This is actually a result that holds for rings: if an element has more than one right inverse, then it has infinitely many right inverses.
Suppose that there are at least two elements in $A$, so that $\alpha$ cannot have a left inverse. Let $\beta_1$ be any element of $A$. Consider the map $f\colon A\to A$ given by $f(\beta) =\beta\alpha - \mathrm{id} + \beta_1$.
Note that this is well-defined: the image of $\beta$ is an endomorphism of $V$ (composition and sum of linear transformations is linear), and $\alpha\Bigl(\beta\alpha - \mathrm{id} + \beta_1\Bigr) = \alpha\beta\alpha -\alpha + \alpha\beta_1 = \alpha - \alpha +\mathrm{id} = \mathrm{id}$ so if $\beta$ is a right inverse for $\alpha$, then so is $f(\beta)$.

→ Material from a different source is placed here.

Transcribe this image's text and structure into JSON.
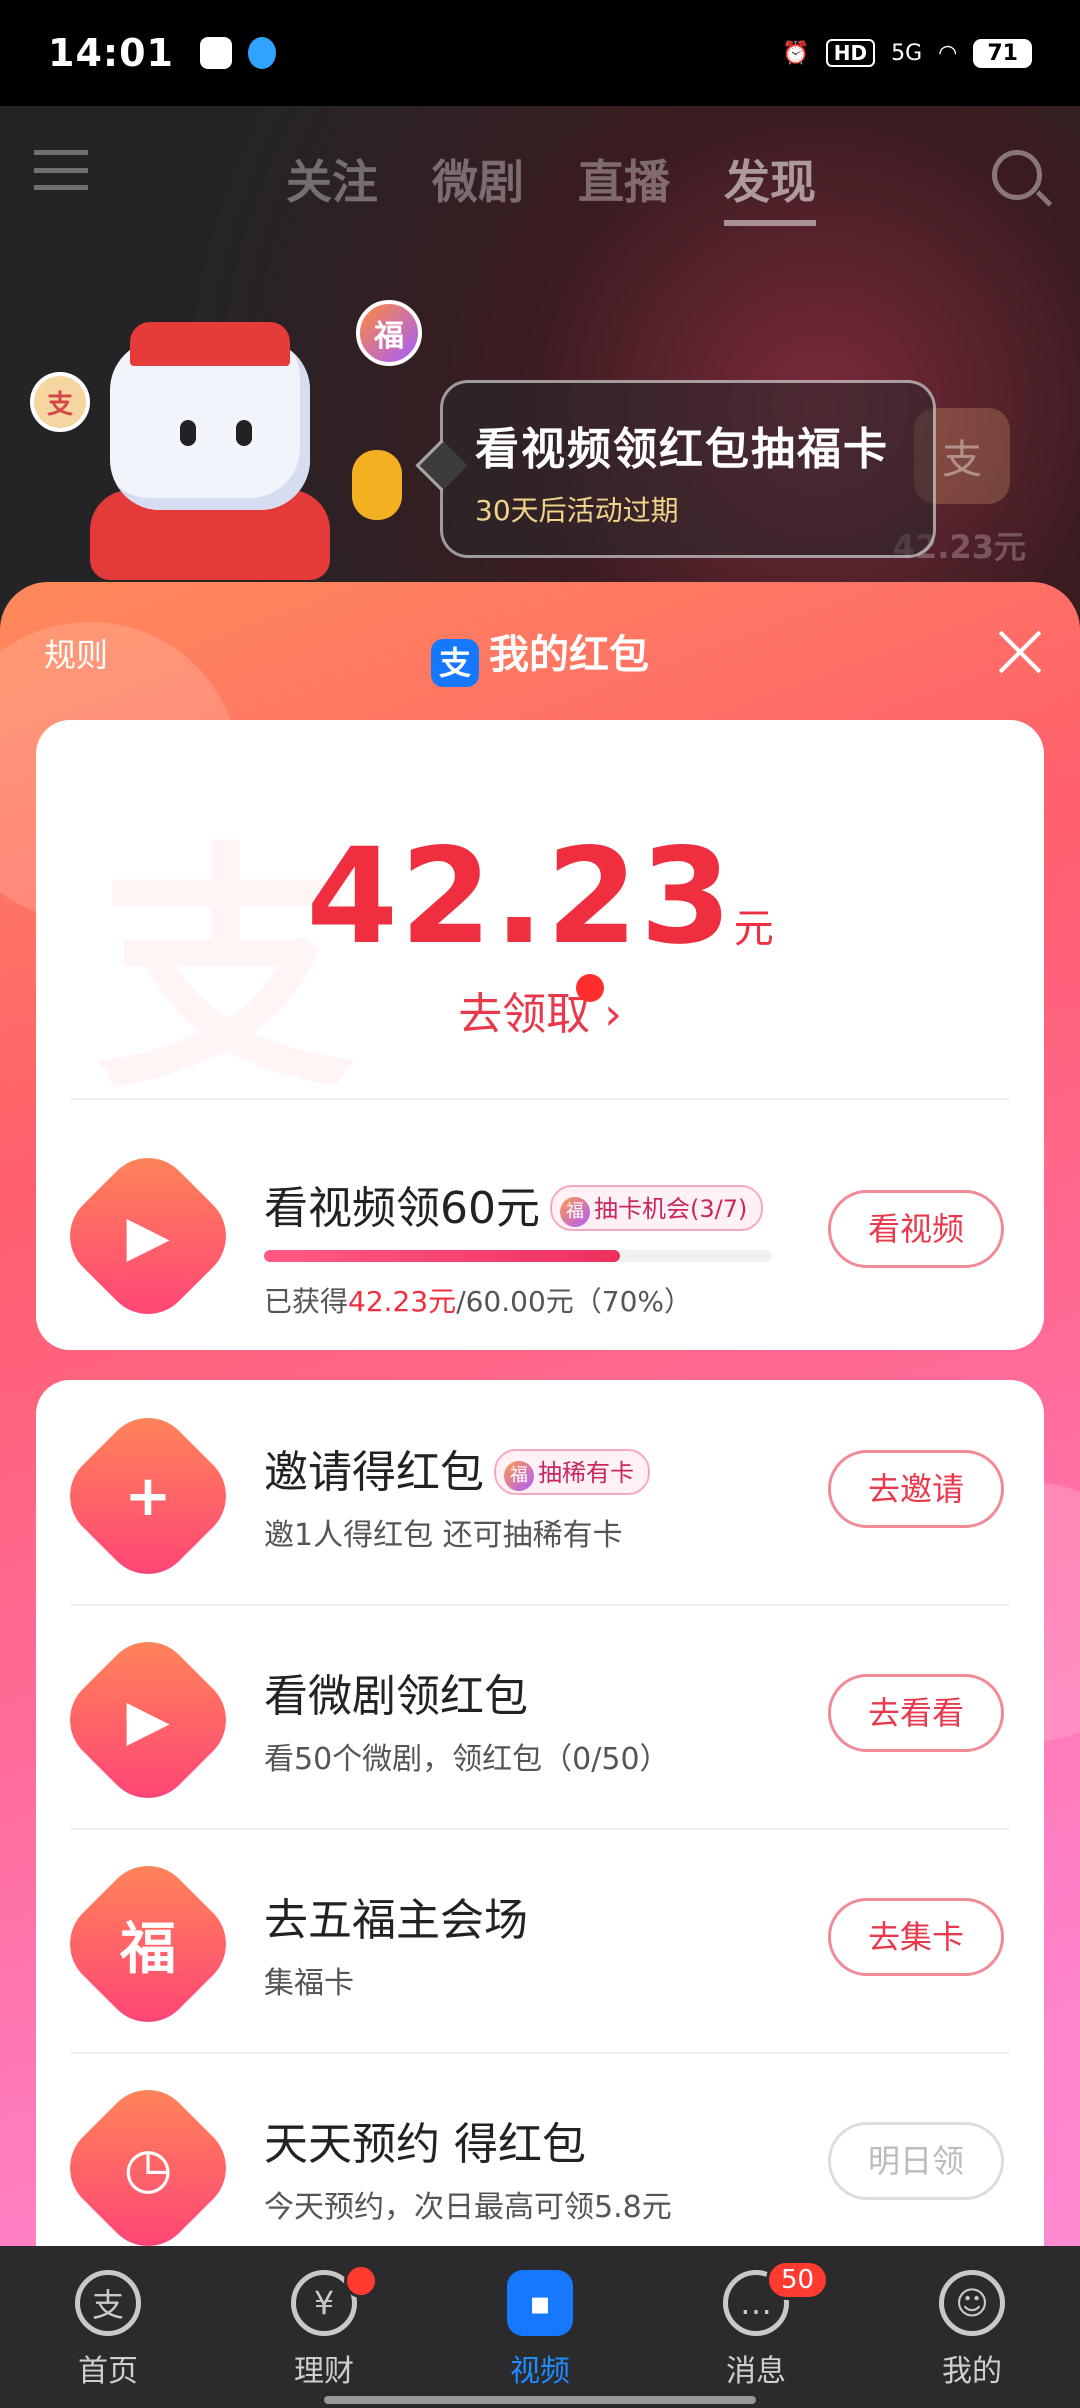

Next: $f$ is one-to-one: if $f(\beta)=f(\beta')$, then $\beta\alpha - \mathrm{id} + \beta_1 = \beta'\alpha - \mathrm{id} + \beta_1$ which yields $\beta\alpha = \beta'\alpha$. Now composing with $\beta_1$ on the right we obtain $\beta=\beta'$, since $\alpha\beta_1=\mathrm{id}$.
Finally, $f$ is not onto: we can never get $\beta_1$ in the image. For if $f(\beta)=\beta_1$, then $\beta\alpha - \mathrm{id} + \beta_1 = \beta_1$, hence $\beta\alpha=\mathrm{id}$. But that would mean that $\beta$ is both a left and a right inverse for $\alpha$, which is impossible since $\alpha$ has at least two right inverses.
Thus, $f\colon A\to A$ is one-to-one and not onto, which proves that $A$ is infinite.